Editorialistas e colunistas, os
que se apresentam como porta-vozes do interesse geral, da racionalidade abstrata, erguem
sua voz contra a récua de particularismos nefandos e mesquinhos dispostos a fazer descarrilar o comboio da estabilização.
Nos círculos em que ainda sobrevive algum respeito pela objetividade -sejam eles da situação ou da oposição-, há poucas dúvidas quanto à força capaz de reunir interesses tão díspares e projetos de sociedade tão
antagônicos. Até mesmo a Xuxa
e a Sasha, em permanente vilegiatura na Ilha de Caras, sabem
que tal prodígio vem sendo produzido por uma política econômica que obriga a maioria da
população a apertar os cintos,
perder o emprego, fechar a empresa ou esfolar a família para
pagar dívidas.
Isso vem sendo feito, naturalmente, em nome da manutenção da "estabilidade". Mas a estabilidade se restringe (ou se restringia), de fato, ao bom comportamento da inflação. Como
falar em estabilidade diante das
condições de rolagem da dívida
pública -em que o Banco Central é obrigado a ampliar a colocação de títulos pós-fixados, cedendo às exigências de taxas de
juros elevadas? O comportamento dos juros, assim como as
pressões sobre o câmbio, revela,
na verdade, um acentuada instabilidade. Por isso, muito antes
do movimento dos caminhoneiros ou do protesto dos agricultores, surgiram sinais de erosão da
credibilidade da política econômica. Esse desgaste deve-se, é
claro, a fatores "exógenos", como o recrudescimento da aversão ao risco -urbi et orbi- dos
investidores "globais". Mas
também corresponde à percepção de que não são tão fáceis de
obter uma reversão na trajetória da relação dívida interna/
PIB e uma alentadora redução
do déficit em conta corrente do
balanço de pagamentos.
O governo e a imprensa continuam repetindo que a solução
desses problemas depende da
aprovação das reformas -sobretudo a fiscal e a da Previdência Social. É inegável que é necessário melhorar a qualidade
do sistema tributário, escoimá-lo de distorções que afetam o investimento e as exportações.

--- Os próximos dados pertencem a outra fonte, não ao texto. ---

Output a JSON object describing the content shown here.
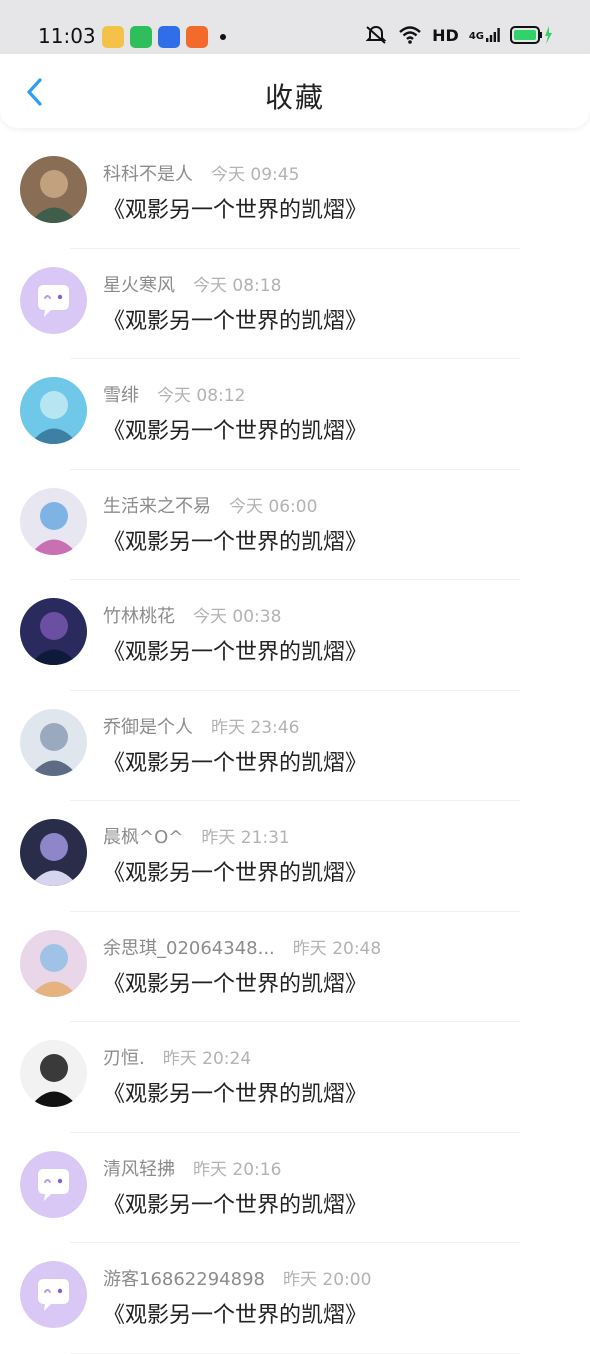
{
  "status_bar": {
    "time": "11:03",
    "apps": [
      {
        "name": "weibo-app-icon",
        "color": "#f5c249"
      },
      {
        "name": "video-app-icon",
        "color": "#2fbf5a"
      },
      {
        "name": "baidu-app-icon",
        "color": "#2f6ee8"
      },
      {
        "name": "shop-app-icon",
        "color": "#f36b2a"
      }
    ],
    "network": "HD",
    "signal_label": "4G",
    "battery_color": "#2fd36a"
  },
  "header": {
    "title": "收藏",
    "back_icon": "chevron-left-icon",
    "accent": "#2a9df4"
  },
  "items": [
    {
      "name": "科科不是人",
      "time": "今天 09:45",
      "work": "《观影另一个世界的凯熠》",
      "avatar": "photo"
    },
    {
      "name": "星火寒风",
      "time": "今天 08:18",
      "work": "《观影另一个世界的凯熠》",
      "avatar": "default"
    },
    {
      "name": "雪绯",
      "time": "今天 08:12",
      "work": "《观影另一个世界的凯熠》",
      "avatar": "photo"
    },
    {
      "name": "生活来之不易",
      "time": "今天 06:00",
      "work": "《观影另一个世界的凯熠》",
      "avatar": "photo"
    },
    {
      "name": "竹林桃花",
      "time": "今天 00:38",
      "work": "《观影另一个世界的凯熠》",
      "avatar": "photo"
    },
    {
      "name": "乔御是个人",
      "time": "昨天 23:46",
      "work": "《观影另一个世界的凯熠》",
      "avatar": "photo"
    },
    {
      "name": "晨枫^O^",
      "time": "昨天 21:31",
      "work": "《观影另一个世界的凯熠》",
      "avatar": "photo"
    },
    {
      "name": "余思琪_02064348...",
      "time": "昨天 20:48",
      "work": "《观影另一个世界的凯熠》",
      "avatar": "photo"
    },
    {
      "name": "刃恒.",
      "time": "昨天 20:24",
      "work": "《观影另一个世界的凯熠》",
      "avatar": "photo"
    },
    {
      "name": "清风轻拂",
      "time": "昨天 20:16",
      "work": "《观影另一个世界的凯熠》",
      "avatar": "default"
    },
    {
      "name": "游客16862294898",
      "time": "昨天 20:00",
      "work": "《观影另一个世界的凯熠》",
      "avatar": "default"
    }
  ]
}
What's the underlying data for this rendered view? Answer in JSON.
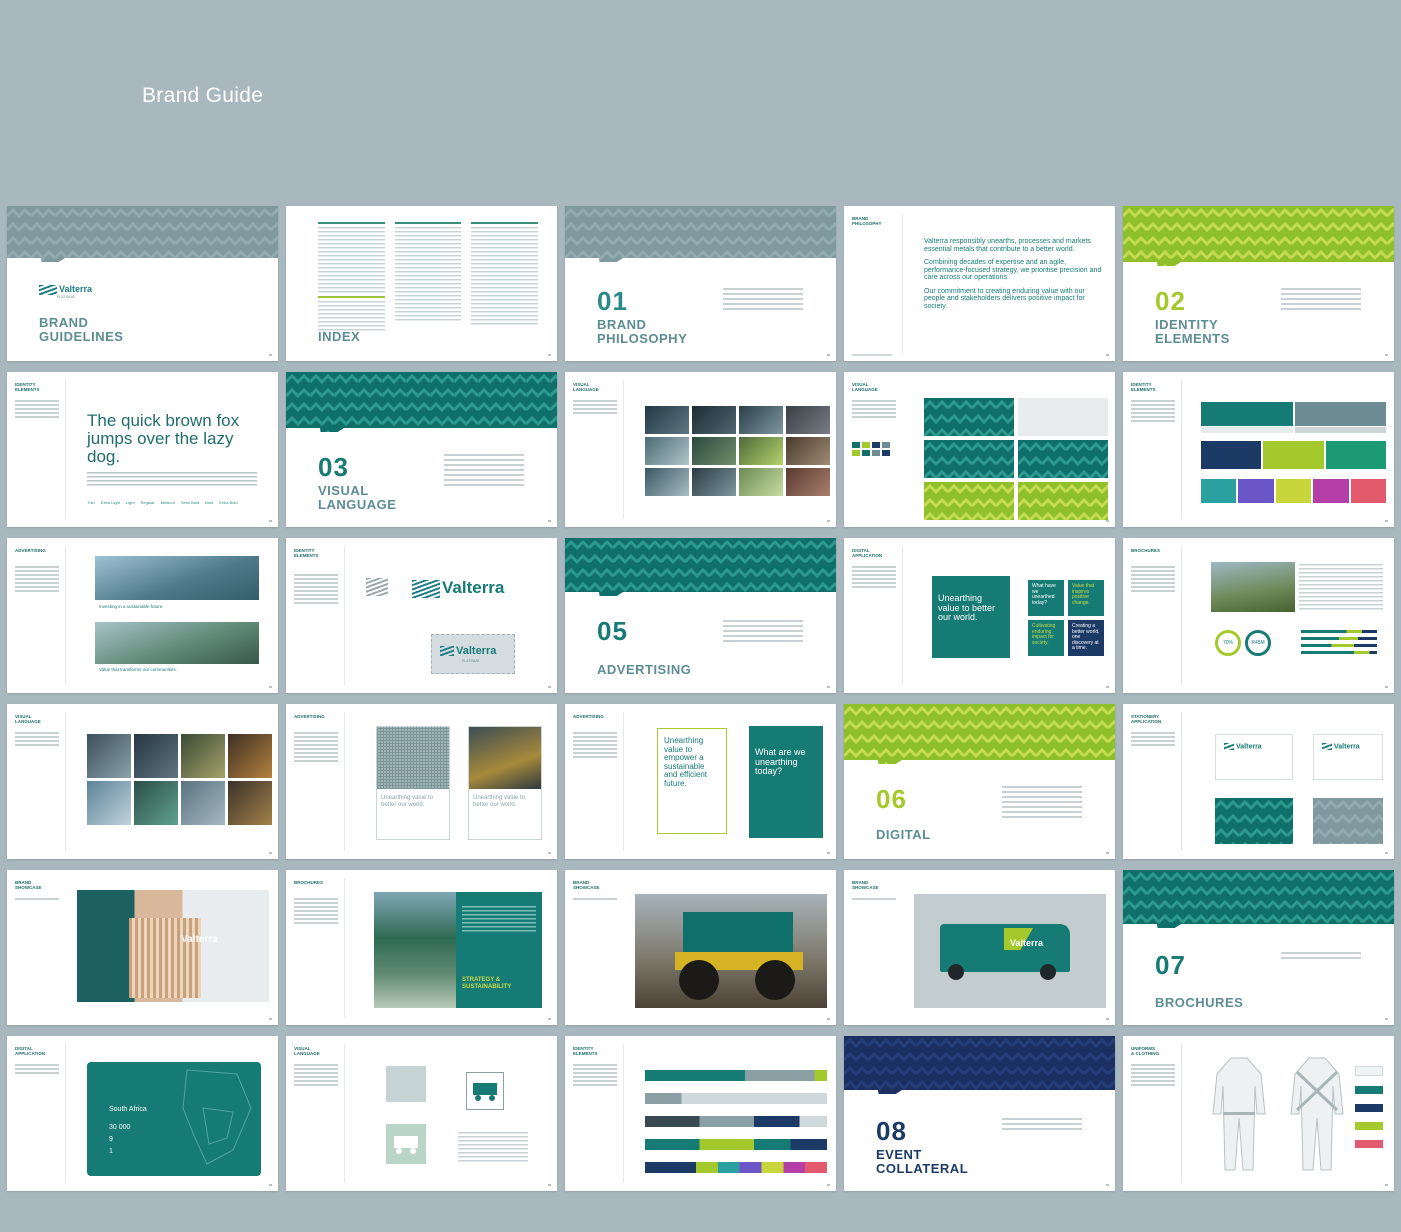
{
  "header": {
    "title": "Brand Guide"
  },
  "colors": {
    "background": "#a9b8bf",
    "teal": "#167a75",
    "lime": "#a3c92d",
    "navy": "#1b3a66",
    "grey_blue": "#6e8c94"
  },
  "pages": {
    "p1": {
      "title": "BRAND\nGUIDELINES",
      "logo": "Valterra",
      "logo_sub": "PLATINUM"
    },
    "p2": {
      "title": "INDEX"
    },
    "p3": {
      "num": "01",
      "name": "BRAND\nPHILOSOPHY"
    },
    "p4": {
      "heading": "BRAND\nPHILOSOPHY",
      "quote1": "Valterra responsibly unearths, processes and markets essential metals that contribute to a better world.",
      "quote2": "Combining decades of expertise and an agile, performance-focused strategy, we prioritise precision and care across our operations.",
      "quote3": "Our commitment to creating enduring value with our people and stakeholders delivers positive impact for society."
    },
    "p5": {
      "num": "02",
      "name": "IDENTITY\nELEMENTS"
    },
    "p6": {
      "heading": "IDENTITY\nELEMENTS",
      "sample": "The quick brown fox jumps over the lazy dog.",
      "weights": [
        "Thin",
        "Extra Light",
        "Light",
        "Regular",
        "Medium",
        "Semi Bold",
        "Bold",
        "Extra Bold"
      ]
    },
    "p7": {
      "num": "03",
      "name": "VISUAL\nLANGUAGE"
    },
    "p8": {
      "heading": "VISUAL\nLANGUAGE"
    },
    "p9": {
      "heading": "VISUAL\nLANGUAGE"
    },
    "p10": {
      "heading": "IDENTITY\nELEMENTS"
    },
    "p11": {
      "heading": "ADVERTISING",
      "ad1": "Investing in a sustainable future.",
      "ad2": "Value that transforms our communities."
    },
    "p12": {
      "heading": "IDENTITY\nELEMENTS",
      "logo": "Valterra",
      "logo_sub": "PLATINUM"
    },
    "p13": {
      "num": "05",
      "name": "ADVERTISING"
    },
    "p14": {
      "heading": "DIGITAL\nAPPLICATION",
      "tile1": "Unearthing value to better our world.",
      "tile2": "What have we unearthed today?",
      "tile3": "Value that inspires positive change.",
      "tile4": "Cultivating enduring impact for society.",
      "tile5": "Creating a better world, one discovery at a time."
    },
    "p15": {
      "heading": "BROCHURES",
      "stat1": "70%",
      "stat2": "R45M"
    },
    "p16": {
      "heading": "VISUAL\nLANGUAGE"
    },
    "p17": {
      "heading": "ADVERTISING",
      "a1": "Unearthing value to better our world.",
      "a2": "Unearthing value to better our world."
    },
    "p18": {
      "heading": "ADVERTISING",
      "a1": "Unearthing value to empower a sustainable and efficient future.",
      "a2": "What are we unearthing today?"
    },
    "p19": {
      "num": "06",
      "name": "DIGITAL"
    },
    "p20": {
      "heading": "STATIONERY\nAPPLICATION",
      "logo": "Valterra"
    },
    "p21": {
      "heading": "BRAND\nSHOWCASE",
      "logo": "Valterra"
    },
    "p22": {
      "heading": "BROCHURES",
      "title": "STRATEGY & SUSTAINABILITY"
    },
    "p23": {
      "heading": "BRAND\nSHOWCASE"
    },
    "p24": {
      "heading": "BRAND\nSHOWCASE",
      "logo": "Valterra"
    },
    "p25": {
      "num": "07",
      "name": "BROCHURES"
    },
    "p26": {
      "heading": "DIGITAL\nAPPLICATION",
      "region": "South Africa",
      "stat1": "30 000",
      "stat2": "9",
      "stat3": "1"
    },
    "p27": {
      "heading": "VISUAL\nLANGUAGE"
    },
    "p28": {
      "heading": "IDENTITY\nELEMENTS"
    },
    "p29": {
      "num": "08",
      "name": "EVENT\nCOLLATERAL"
    },
    "p30": {
      "heading": "UNIFORMS\n& CLOTHING"
    }
  }
}
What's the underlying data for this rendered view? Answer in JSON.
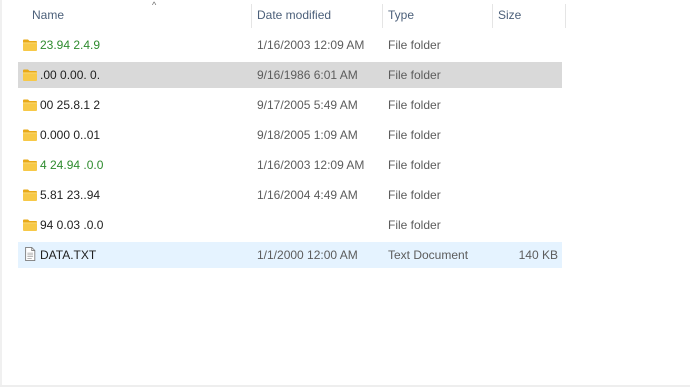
{
  "columns": {
    "name": "Name",
    "date": "Date modified",
    "type": "Type",
    "size": "Size"
  },
  "sort_indicator": "^",
  "rows": [
    {
      "name": "23.94 2.4.9",
      "date": "1/16/2003 12:09 AM",
      "type": "File folder",
      "size": "",
      "icon": "folder-icon",
      "state": "normal",
      "name_color": "#2e8b2e"
    },
    {
      "name": ".00 0.00. 0.",
      "date": "9/16/1986 6:01 AM",
      "type": "File folder",
      "size": "",
      "icon": "folder-icon",
      "state": "selected",
      "name_color": "#1f1f1f"
    },
    {
      "name": "00 25.8.1 2",
      "date": "9/17/2005 5:49 AM",
      "type": "File folder",
      "size": "",
      "icon": "folder-icon",
      "state": "normal",
      "name_color": "#1f1f1f"
    },
    {
      "name": "0.000 0..01",
      "date": "9/18/2005 1:09 AM",
      "type": "File folder",
      "size": "",
      "icon": "folder-icon",
      "state": "normal",
      "name_color": "#1f1f1f"
    },
    {
      "name": "4 24.94 .0.0",
      "date": "1/16/2003 12:09 AM",
      "type": "File folder",
      "size": "",
      "icon": "folder-icon",
      "state": "normal",
      "name_color": "#2e8b2e"
    },
    {
      "name": "5.81 23..94",
      "date": "1/16/2004 4:49 AM",
      "type": "File folder",
      "size": "",
      "icon": "folder-icon",
      "state": "normal",
      "name_color": "#1f1f1f"
    },
    {
      "name": "94 0.03 .0.0",
      "date": "",
      "type": "File folder",
      "size": "",
      "icon": "folder-icon",
      "state": "normal",
      "name_color": "#1f1f1f"
    },
    {
      "name": "DATA.TXT",
      "date": "1/1/2000 12:00 AM",
      "type": "Text Document",
      "size": "140 KB",
      "icon": "text-document-icon",
      "state": "hover",
      "name_color": "#1f1f1f"
    }
  ],
  "colors": {
    "selected_bg": "#d9d9d9",
    "hover_bg": "#e5f3ff",
    "compressed_name": "#2e8b2e",
    "header_text": "#4c607a"
  }
}
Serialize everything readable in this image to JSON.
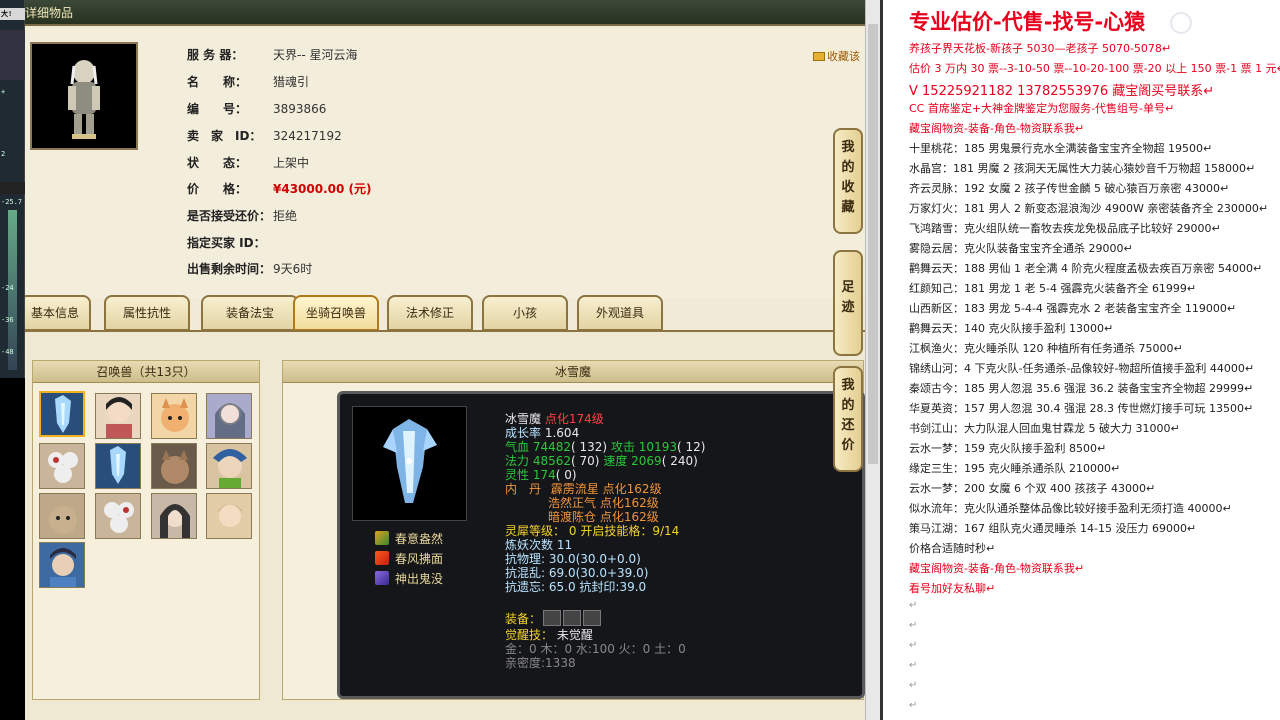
{
  "window": {
    "title": "详细物品"
  },
  "left_strip": {
    "labels": [
      "大!",
      "+",
      "2",
      "-25.7",
      "-24",
      "-36",
      "-48"
    ]
  },
  "item_info": {
    "rows": [
      {
        "label": "服 务 器：",
        "value": "天界-- 星河云海"
      },
      {
        "label": "名　　称：",
        "value": "猎魂引"
      },
      {
        "label": "编　　号：",
        "value": "3893866"
      },
      {
        "label": "卖　家　ID：",
        "value": "324217192"
      },
      {
        "label": "状　　态：",
        "value": "上架中"
      },
      {
        "label": "价　　格：",
        "value": "¥43000.00 (元)"
      },
      {
        "label": "是否接受还价：",
        "value": "拒绝"
      },
      {
        "label": "指定买家 ID：",
        "value": ""
      },
      {
        "label": "出售剩余时间：",
        "value": "9天6时"
      }
    ],
    "favorite_link": "收藏该"
  },
  "tabs": [
    "基本信息",
    "属性抗性",
    "装备法宝",
    "坐骑召唤兽",
    "法术修正",
    "小孩",
    "外观道具"
  ],
  "active_tab": "坐骑召唤兽",
  "side_buttons": [
    {
      "label": [
        "我",
        "的",
        "收",
        "藏"
      ]
    },
    {
      "label": [
        "足",
        "迹"
      ]
    },
    {
      "label": [
        "我",
        "的",
        "还",
        "价"
      ]
    }
  ],
  "pets_panel": {
    "title": "召唤兽（共13只）",
    "count": 13
  },
  "detail_panel": {
    "title": "冰雪魔",
    "name": "冰雪魔",
    "level": "点化174级",
    "growth_label": "成长率",
    "growth": "1.604",
    "hp_label": "气血",
    "hp": "74482",
    "hp_q": "( 132)",
    "atk_label": "攻击",
    "atk": "10193",
    "atk_q": "( 12)",
    "mp_label": "法力",
    "mp": "48562",
    "mp_q": "( 70)",
    "spd_label": "速度",
    "spd": "2069",
    "spd_q": "( 240)",
    "luck_label": "灵性",
    "luck": "174",
    "luck_q": "( 0)",
    "neidan_label": "内　丹",
    "neidan": [
      "霹雳流星 点化162级",
      "浩然正气 点化162级",
      "暗渡陈仓 点化162级"
    ],
    "spirit_label": "灵犀等级：",
    "spirit": "0",
    "spirit_extra": "开启技能格：9/14",
    "refine_label": "炼妖次数",
    "refine": "11",
    "res_phys_label": "抗物理:",
    "res_phys": "30.0(30.0+0.0)",
    "res_chaos_label": "抗混乱:",
    "res_chaos": "69.0(30.0+39.0)",
    "res_forget_label": "抗遗忘:",
    "res_forget": "65.0",
    "res_seal_label": "抗封印:",
    "res_seal": "39.0",
    "equip_label": "装备：",
    "awaken_label": "觉醒技：",
    "awaken": "未觉醒",
    "elements": "金：0  木：0  水:100  火：0  土：0",
    "intimacy_label": "亲密度:",
    "intimacy": "1338",
    "skills": [
      "春意盎然",
      "春风拂面",
      "神出鬼没"
    ]
  },
  "doc": {
    "title": "专业估价-代售-找号-心猿",
    "lines": [
      {
        "text": "养孩子界天花板-新孩子 5030—老孩子 5070-5078↵",
        "style": "red"
      },
      {
        "text": "估价 3 万内 30 票--3-10-50 票--10-20-100 票-20 以上 150 票-1 票 1 元↵",
        "style": "red"
      },
      {
        "text": "V 15225921182      13782553976    藏宝阁买号联系↵",
        "style": "red mid"
      },
      {
        "text": "CC 首席鉴定+大神金牌鉴定为您服务-代售组号-单号↵",
        "style": "red"
      },
      {
        "text": "藏宝阁物资-装备-角色-物资联系我↵",
        "style": "red"
      },
      {
        "text": "十里桃花：185 男鬼景行克水全满装备宝宝齐全物超 19500↵",
        "style": ""
      },
      {
        "text": "水晶宫：181 男魔 2 孩洞天无属性大力装心猿妙音千万物超 158000↵",
        "style": ""
      },
      {
        "text": "齐云灵脉：192 女魔 2 孩子传世金麟 5 破心猿百万亲密 43000↵",
        "style": ""
      },
      {
        "text": "万家灯火：181 男人 2 新变态混浪淘沙 4900W 亲密装备齐全 230000↵",
        "style": ""
      },
      {
        "text": "飞鸿踏雪：克火组队统一畜牧去疾龙免极品底子比较好 29000↵",
        "style": ""
      },
      {
        "text": "雾隐云居：克火队装备宝宝齐全通杀 29000↵",
        "style": ""
      },
      {
        "text": "鹳舞云天：188 男仙 1 老全满 4 阶克火程度孟极去疾百万亲密 54000↵",
        "style": ""
      },
      {
        "text": "红颜知己：181 男龙 1 老 5-4 强霹克火装备齐全 61999↵",
        "style": ""
      },
      {
        "text": "山西新区：183 男龙 5-4-4 强霹克水 2 老装备宝宝齐全 119000↵",
        "style": ""
      },
      {
        "text": "鹳舞云天：140 克火队接手盈利 13000↵",
        "style": ""
      },
      {
        "text": "江枫渔火：克火睡杀队 120 种植所有任务通杀 75000↵",
        "style": ""
      },
      {
        "text": "锦绣山河：4 下克火队-任务通杀-品像较好-物超所值接手盈利 44000↵",
        "style": ""
      },
      {
        "text": "秦颂古今：185 男人忽混 35.6 强混 36.2 装备宝宝齐全物超 29999↵",
        "style": ""
      },
      {
        "text": "华夏英资：157 男人忽混 30.4 强混 28.3 传世燃灯接手可玩 13500↵",
        "style": ""
      },
      {
        "text": "书剑江山：大力队混人回血鬼甘霖龙 5 破大力 31000↵",
        "style": ""
      },
      {
        "text": "云水一梦：159 克火队接手盈利 8500↵",
        "style": ""
      },
      {
        "text": "缘定三生：195 克火睡杀通杀队 210000↵",
        "style": ""
      },
      {
        "text": "云水一梦：200 女魔 6 个双 400 孩孩子 43000↵",
        "style": ""
      },
      {
        "text": "似水流年：克火队通杀整体品像比较好接手盈利无须打造 40000↵",
        "style": ""
      },
      {
        "text": "策马江湖：167 组队克火通灵睡杀 14-15 没压力 69000↵",
        "style": ""
      },
      {
        "text": "价格合适随时秒↵",
        "style": ""
      },
      {
        "text": "藏宝阁物资-装备-角色-物资联系我↵",
        "style": "red"
      },
      {
        "text": "看号加好友私聊↵",
        "style": "red"
      },
      {
        "text": "↵",
        "style": "gray"
      },
      {
        "text": "↵",
        "style": "gray"
      },
      {
        "text": "↵",
        "style": "gray"
      },
      {
        "text": "↵",
        "style": "gray"
      },
      {
        "text": "↵",
        "style": "gray"
      },
      {
        "text": "↵",
        "style": "gray"
      }
    ]
  },
  "watermark": "CC直播"
}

Também não há que recusar a
necessidade de se corrigirem as
desigualdades de direitos na
Previdência.
Nada disso, porém, será suficiente para aplacar a voracidade dos passivos -interno e externo- acumulados pela imprevidência e pela incompetência da política de juros e de câmbio dos quatro primeiros anos
do Plano Real. Está mais do que
óbvio que a vulnerabilidade externa impõe um limite à queda
dos juros. A aritmética até hoje
não conseguiu arranjar uma
fórmula para o declínio da relação dívida/PIB quando a taxa
de juros é (muito) mais elevada
do que a taxa de crescimento da
economia.
Falando em crescimento, é de
espantar o descaso das análises
em voga com os limites mais rígidos impostos à expansão da
economia pelo balanço de pagamentos. Aqui está o nó da questão. A ampliação das despesas
com juros e remessas dos demais
rendimentos do capital -contrastados com as magros ingressos do dinheiro enviado pelos
dos dekasseguis- configura
uma situação de déficit estrutural, causado pela aventura da
"nova" inserção externa da economia brasileira: o endividamento irresponsável em moeda
estrangeira, as privatizações e a
venda de empresas nacionais.
Isso significa que, daqui para a
frente, o crescimento do superávit comercial deverá ser muito
expressivo para que o déficit em
conta corrente seja contido dentro de limites razoáveis e financiáveis.
Luiz Gonzaga Belluzzo, 57, é professor titular de Economia da Unicamp (Universidade de Campinas). Foi chefe da Secretaria
Especial de Assuntos Econômicos do Ministério da Fazenda (governo Sarney) e secretário de Ciência e Tecnologia do Estado de
São Paulo (governo Quércia).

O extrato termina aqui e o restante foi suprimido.